ATIM (Alignment-free Tree-based Identification Method): a simple SIDE (sequence identification engine)
Damon P. Little1
1Lewis B. and Dorothy Cullman Program for Molecular Systematics, The New York Botanical Garden, Bronx, NY, USA
This set of scripts is designed to transform a set of FASTA formated sequences into a queriable DNA barcoding reference database. These scripts were first used by Little and Stevenson (2007).
(1) Create a MySQL database: “mysql -u root -p barcode < db-tables.sql”.

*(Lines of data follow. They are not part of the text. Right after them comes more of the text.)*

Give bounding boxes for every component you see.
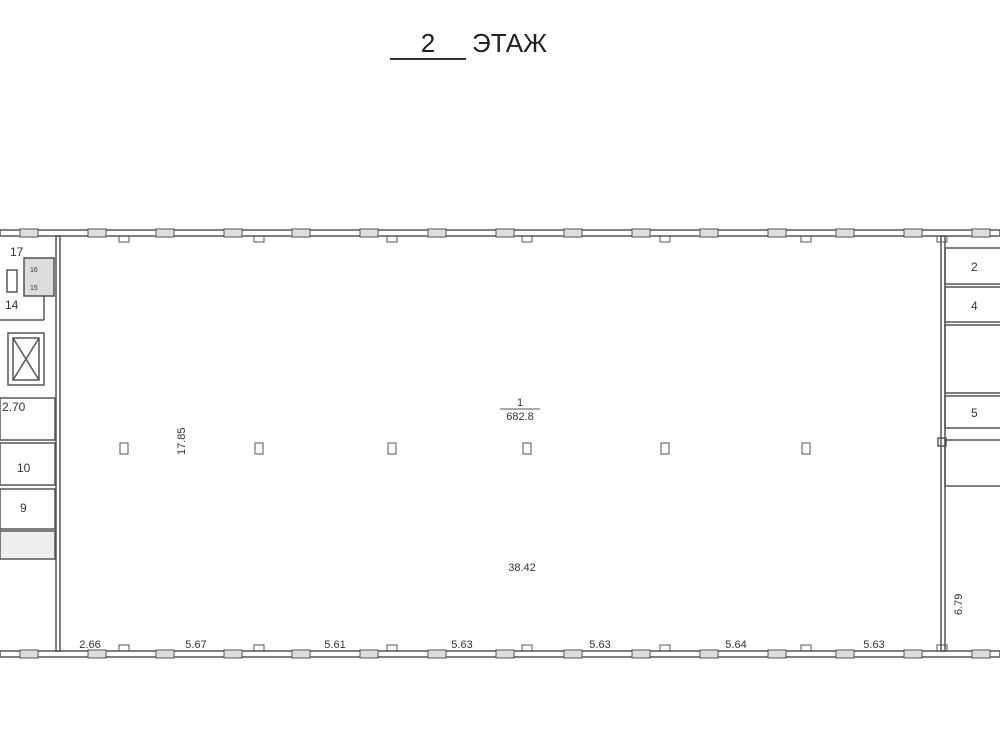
column (937, 437, 947, 447)
window (291, 228, 311, 238)
pilaster (386, 644, 398, 651)
window (291, 649, 311, 659)
column (119, 442, 129, 455)
bay-dimension: 2.66 (79, 639, 100, 651)
elevator-cross-icon (12, 337, 40, 381)
bay-dimension: 5.63 (863, 639, 884, 651)
window (19, 228, 39, 238)
bay-dimension: 5.67 (185, 639, 206, 651)
pilaster (659, 644, 671, 651)
pilaster (800, 236, 812, 243)
window (223, 228, 243, 238)
window (223, 649, 243, 659)
window (903, 228, 923, 238)
window (495, 649, 515, 659)
pilaster (800, 644, 812, 651)
bay-dimension: 5.61 (324, 639, 345, 651)
column (522, 442, 532, 455)
room-label: 16 (30, 267, 38, 274)
room-label: 9 (20, 501, 27, 515)
window (563, 649, 583, 659)
pilaster (118, 644, 130, 651)
left-inner-wall (55, 235, 61, 652)
right-width-dimension: 6.79 (953, 594, 965, 615)
window (767, 649, 787, 659)
width-dimension: 17.85 (176, 427, 188, 455)
pilaster (936, 236, 948, 243)
window (155, 228, 175, 238)
window (495, 228, 515, 238)
window (699, 228, 719, 238)
pilaster (936, 644, 948, 651)
window (767, 228, 787, 238)
room-area: 682.8 (506, 411, 534, 423)
room-label: 10 (17, 461, 31, 475)
floor-number: 2 (390, 28, 466, 60)
sink-icon (6, 269, 18, 293)
pilaster (659, 236, 671, 243)
bay-dimension: 5.63 (451, 639, 472, 651)
window (563, 228, 583, 238)
stair-icon (0, 530, 56, 560)
wc-block (23, 257, 55, 297)
window (631, 649, 651, 659)
window (87, 649, 107, 659)
window (631, 228, 651, 238)
length-dimension: 38.42 (508, 562, 536, 574)
window (699, 649, 719, 659)
window (87, 228, 107, 238)
window (427, 228, 447, 238)
column (387, 442, 397, 455)
window (971, 228, 991, 238)
bay-dimension: 5.64 (725, 639, 746, 651)
pilaster (253, 644, 265, 651)
room-label: 4 (971, 299, 978, 313)
bay-dimension: 5.63 (589, 639, 610, 651)
floor-word: ЭТАЖ (472, 28, 548, 58)
pilaster (386, 236, 398, 243)
dimension-label: 2.70 (2, 400, 26, 414)
column (801, 442, 811, 455)
room-label: 15 (30, 285, 38, 292)
room-number: 1 (517, 397, 523, 409)
window (903, 649, 923, 659)
pilaster (253, 236, 265, 243)
column (254, 442, 264, 455)
floor-title: 2 ЭТАЖ (390, 28, 547, 60)
window (155, 649, 175, 659)
room-label: 2 (971, 260, 978, 274)
pilaster (521, 644, 533, 651)
window (835, 649, 855, 659)
window (19, 649, 39, 659)
window (971, 649, 991, 659)
room-label: 17 (10, 245, 24, 259)
window (359, 228, 379, 238)
column (660, 442, 670, 455)
elevator-icon (7, 332, 45, 386)
window (835, 228, 855, 238)
pilaster (521, 236, 533, 243)
pilaster (118, 236, 130, 243)
room-label: 5 (971, 406, 978, 420)
window (427, 649, 447, 659)
room-label: 14 (5, 298, 19, 312)
window (359, 649, 379, 659)
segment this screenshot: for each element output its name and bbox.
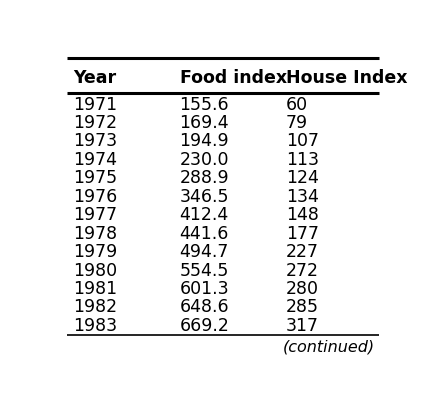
Text: 1982: 1982: [74, 299, 118, 316]
Text: 669.2: 669.2: [179, 317, 229, 335]
Text: 113: 113: [285, 151, 319, 169]
Text: 494.7: 494.7: [179, 243, 229, 261]
Text: Year: Year: [74, 69, 116, 87]
Text: 412.4: 412.4: [179, 206, 229, 224]
Text: 288.9: 288.9: [179, 169, 229, 187]
Text: 1981: 1981: [74, 280, 118, 298]
Text: (continued): (continued): [283, 340, 375, 355]
Text: 230.0: 230.0: [179, 151, 229, 169]
Text: 79: 79: [285, 114, 308, 132]
Text: 648.6: 648.6: [179, 299, 229, 316]
Text: 554.5: 554.5: [179, 261, 229, 280]
Text: 1980: 1980: [74, 261, 118, 280]
Text: 272: 272: [285, 261, 319, 280]
Text: 317: 317: [285, 317, 319, 335]
Text: 134: 134: [285, 188, 318, 206]
Text: 285: 285: [285, 299, 319, 316]
Text: 1972: 1972: [74, 114, 118, 132]
Text: 148: 148: [285, 206, 318, 224]
Text: 194.9: 194.9: [179, 133, 229, 151]
Text: 1973: 1973: [74, 133, 118, 151]
Text: 1979: 1979: [74, 243, 118, 261]
Text: 177: 177: [285, 225, 319, 243]
Text: House Index: House Index: [285, 69, 407, 87]
Text: 1978: 1978: [74, 225, 118, 243]
Text: 227: 227: [285, 243, 319, 261]
Text: 169.4: 169.4: [179, 114, 229, 132]
Text: 601.3: 601.3: [179, 280, 229, 298]
Text: Food index: Food index: [179, 69, 287, 87]
Text: 1971: 1971: [74, 96, 118, 114]
Text: 1975: 1975: [74, 169, 118, 187]
Text: 1983: 1983: [74, 317, 118, 335]
Text: 441.6: 441.6: [179, 225, 229, 243]
Text: 280: 280: [285, 280, 319, 298]
Text: 1974: 1974: [74, 151, 117, 169]
Text: 124: 124: [285, 169, 318, 187]
Text: 107: 107: [285, 133, 319, 151]
Text: 155.6: 155.6: [179, 96, 229, 114]
Text: 1977: 1977: [74, 206, 118, 224]
Text: 1976: 1976: [74, 188, 118, 206]
Text: 60: 60: [285, 96, 308, 114]
Text: 346.5: 346.5: [179, 188, 229, 206]
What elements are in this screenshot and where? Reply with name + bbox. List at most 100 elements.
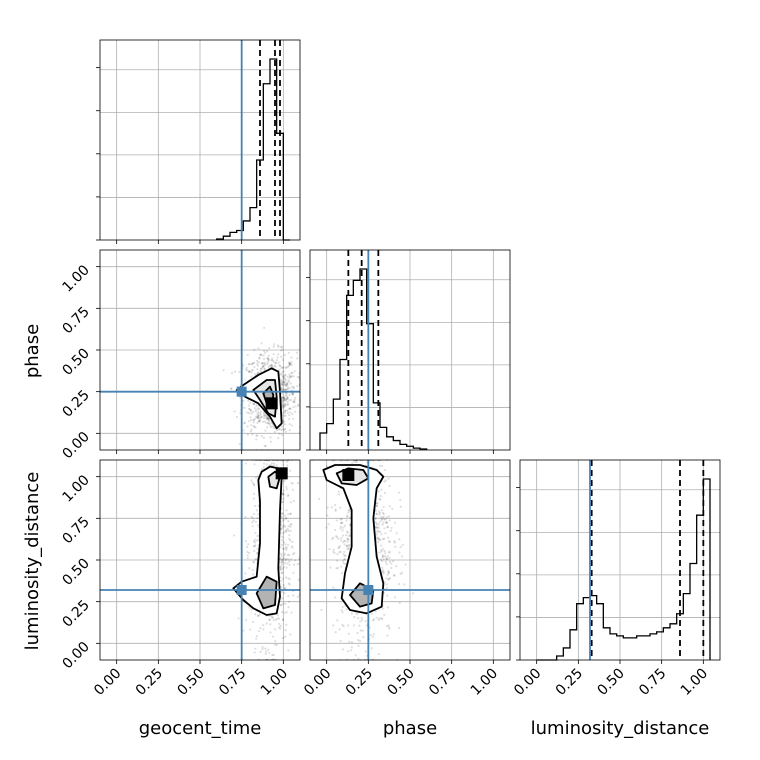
scatter-point-1-466 xyxy=(262,465,265,469)
scatter-point-0-734 xyxy=(282,375,285,378)
scatter-point-1-100 xyxy=(279,557,282,560)
scatter-point-2-505 xyxy=(384,479,387,482)
scatter-point-2-45 xyxy=(347,650,350,653)
scatter-point-0-520 xyxy=(283,423,287,426)
scatter-point-0-830 xyxy=(286,396,289,399)
scatter-point-0-789 xyxy=(267,417,270,420)
ytick-label-phase-0: 0.00 xyxy=(59,429,92,462)
scatter-point-0-21 xyxy=(264,429,267,432)
scatter-point-1-477 xyxy=(284,558,287,561)
scatter-point-2-441 xyxy=(380,509,383,512)
scatter-point-0-815 xyxy=(286,388,289,391)
scatter-point-2-150 xyxy=(381,464,384,468)
scatter-point-0-720 xyxy=(249,430,252,433)
scatter-point-0-240 xyxy=(249,408,252,412)
scatter-point-1-298 xyxy=(284,530,287,534)
scatter-point-0-532 xyxy=(284,404,287,408)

(2) Create a table of motifs: “patterns.pl size motifs”.
8-10 bp motifs are recommended.
(3) Import fasta formatted sequences: “fst2mysql.pl sequences.fasta division locus”.
The file “sequences.fasta” is assumed to be DNA sequences in FASTA format (either GenBank FASTA, or FASTA with id_genus_species).
(4) Barcode sequences: “count.pl locus”.
(5) Export matrix: “mysql2ss.pl locus”.
Note that the script prints to standard out, so a redirect operator (e.g. '>') should be used to capture the output in a file.
(6) Analyze the resulting matrix using TNT.
Little, D. P. 2007. ATIM (Alignment-free Tree-based Identification Method): a simple SIDE (sequence identification engine). Program distributed by the author.